ZOBACZ TAKŻE: Babilon MMA 55. Kołecki - Łazarz. Gdzie obejrzeć? Transmisja TV i stream online
Pierwszy pojedynek Kołeckiego z Łazarzem odbył się w lipcu 2025 roku na gali Babilon MMA 53 w Międzyzdrojach. Wówczas zawodnik z Białogardu znokautował swojego rywala w drugiej rundzie. Dość szybko, bo już po czterech miesiącach dojdzie do rewanżu pomiędzy nimi.
- Czeka nas dystans pięciu rund. Sama formuła wymaga lepszej wydolności i więcej "tlenu". Jeśli pojedynek potrwa pełne pięć rund, musimy to wytrzymać. Ta walka może wyglądać podobnie dla nas obu. Jeśli pojawią się jakieś zmiany w taktyce czy technice, będzie to widać od pierwszych sekund - orzekł 42-latek.
Fani, którzy zasiądą w Radomskim Centrum Sportu, zobaczą aż jedenaście starć w formule MMA oraz jedną w K-1. Tak szeroka rozpiska czyni tę kartę walk jedną z najbardziej rozbudowanych w historii federacji.

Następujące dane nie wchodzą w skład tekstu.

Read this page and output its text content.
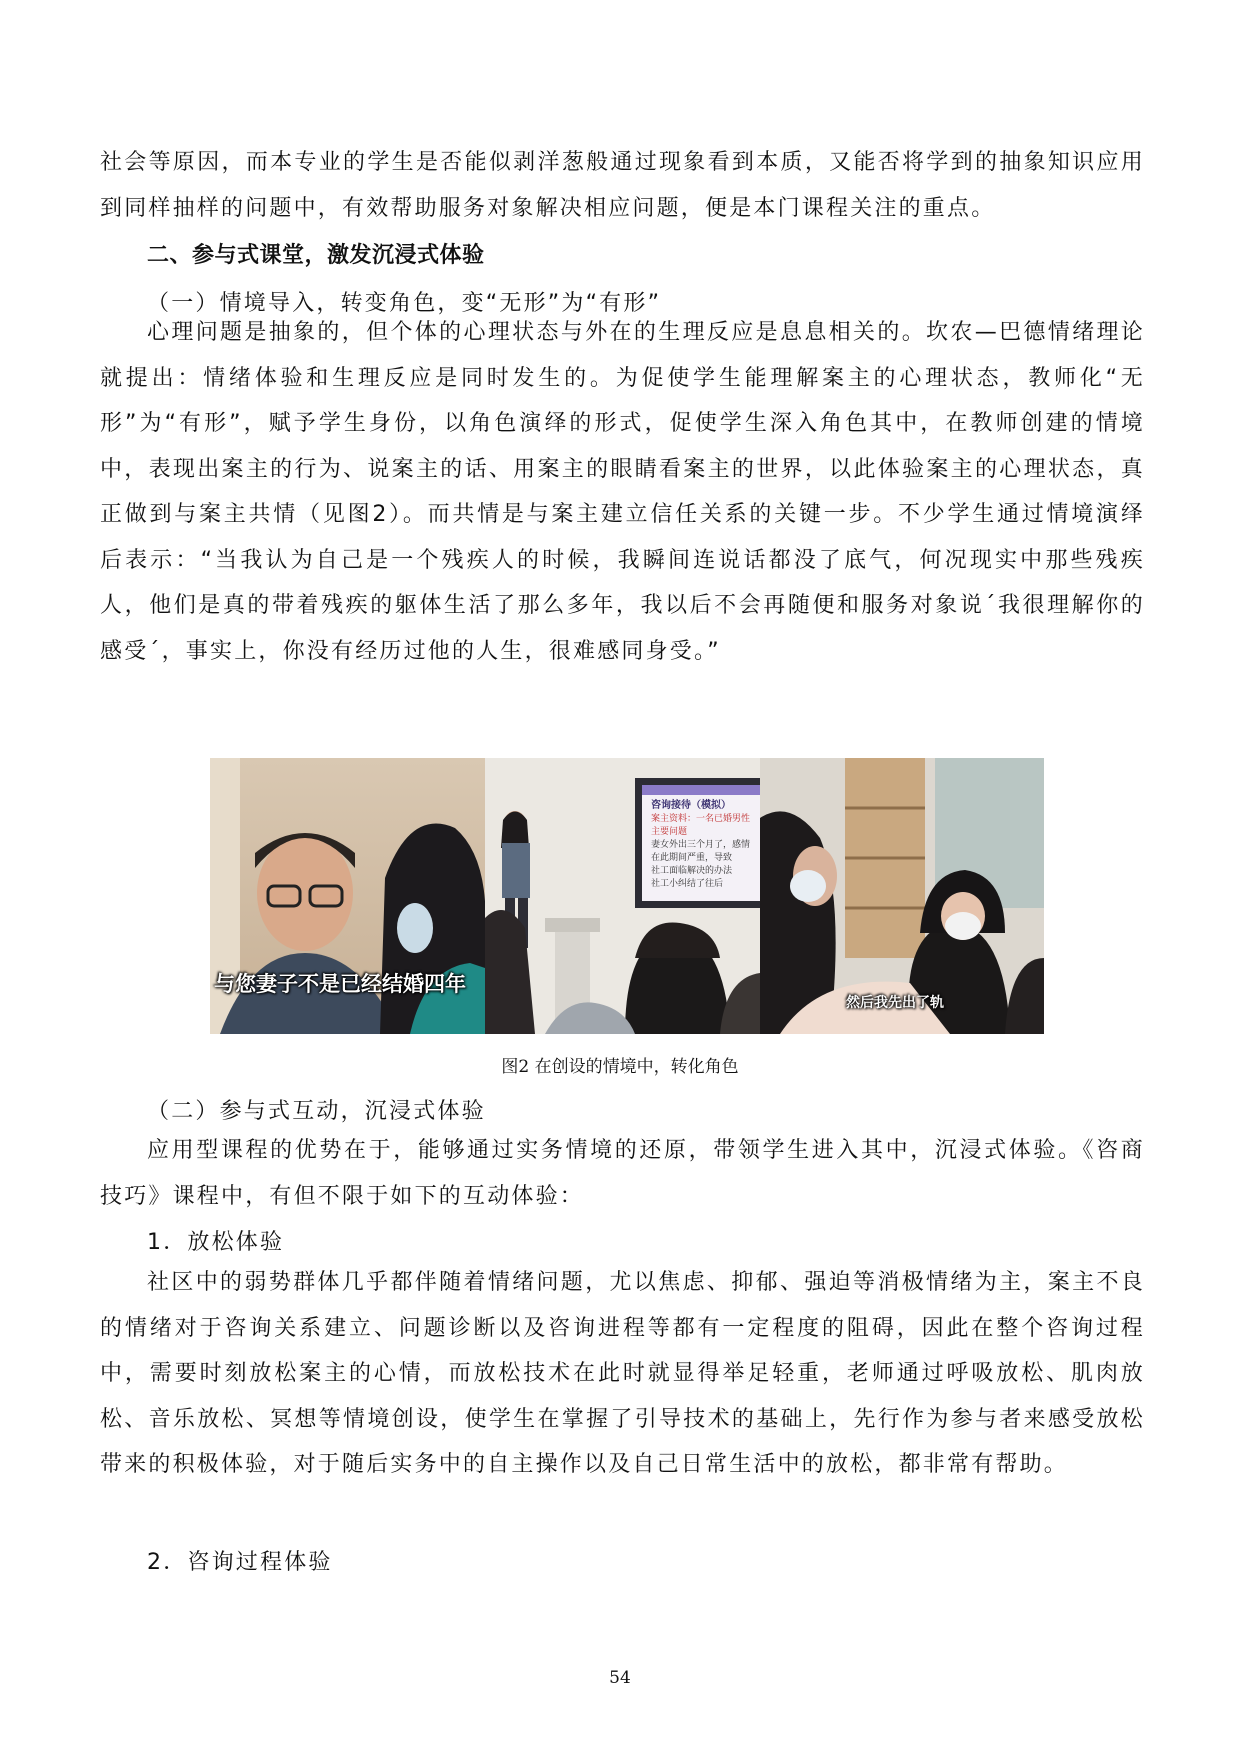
社会等原因，而本专业的学生是否能似剥洋葱般通过现象看到本质，又能否将学到的抽象知识应用到同样抽样的问题中，有效帮助服务对象解决相应问题，便是本门课程关注的重点。

二、参与式课堂，激发沉浸式体验

（一）情境导入，转变角色，变“无形”为“有形”

心理问题是抽象的，但个体的心理状态与外在的生理反应是息息相关的。坎农—巴德情绪理论就提出：情绪体验和生理反应是同时发生的。为促使学生能理解案主的心理状态，教师化“无形”为“有形”，赋予学生身份，以角色演绎的形式，促使学生深入角色其中，在教师创建的情境中，表现出案主的行为、说案主的话、用案主的眼睛看案主的世界，以此体验案主的心理状态，真正做到与案主共情（见图2）。而共情是与案主建立信任关系的关键一步。不少学生通过情境演绎后表示：“当我认为自己是一个残疾人的时候，我瞬间连说话都没了底气，何况现实中那些残疾人，他们是真的带着残疾的躯体生活了那么多年，我以后不会再随便和服务对象说´我很理解你的感受´，事实上，你没有经历过他的人生，很难感同身受。”

与您妻子不是已经结婚四年
咨询接待（模拟）
案主资料：一名已婚男性
主要问题
妻女外出三个月了，感情
在此期间严重，导致
社工面临解决的办法
社工小纠结了往后
然后我先出了轨
图2 在创设的情境中，转化角色

（二）参与式互动，沉浸式体验

应用型课程的优势在于，能够通过实务情境的还原，带领学生进入其中，沉浸式体验。《咨商技巧》课程中，有但不限于如下的互动体验：

1．放松体验

社区中的弱势群体几乎都伴随着情绪问题，尤以焦虑、抑郁、强迫等消极情绪为主，案主不良的情绪对于咨询关系建立、问题诊断以及咨询进程等都有一定程度的阻碍，因此在整个咨询过程中，需要时刻放松案主的心情，而放松技术在此时就显得举足轻重，老师通过呼吸放松、肌肉放松、音乐放松、冥想等情境创设，使学生在掌握了引导技术的基础上，先行作为参与者来感受放松带来的积极体验，对于随后实务中的自主操作以及自己日常生活中的放松，都非常有帮助。

2．咨询过程体验

54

- Fajnie słyszeć, że nasza poprzednia walka się podobała. Wielu ludzi mi to mówiło i sam też tak uważam. Pięć rund to długi dystans, ale jestem na to gotowy i przygotowywałem się właśnie pod takie tempo. Obaj walczymy ofensywnie i moim zdaniem tym razem pojedynek może zakończyć się przed czasem - zaznaczył zawodnik pochodzący z Białogardu.
Transmisja gali Babilon MMA 55 w piątek 21 listopada od godziny 18.30 w Polsacie Sport Fight. Od 20.00 również w Super Polsacie. Cała gala również na Polsat Box Go.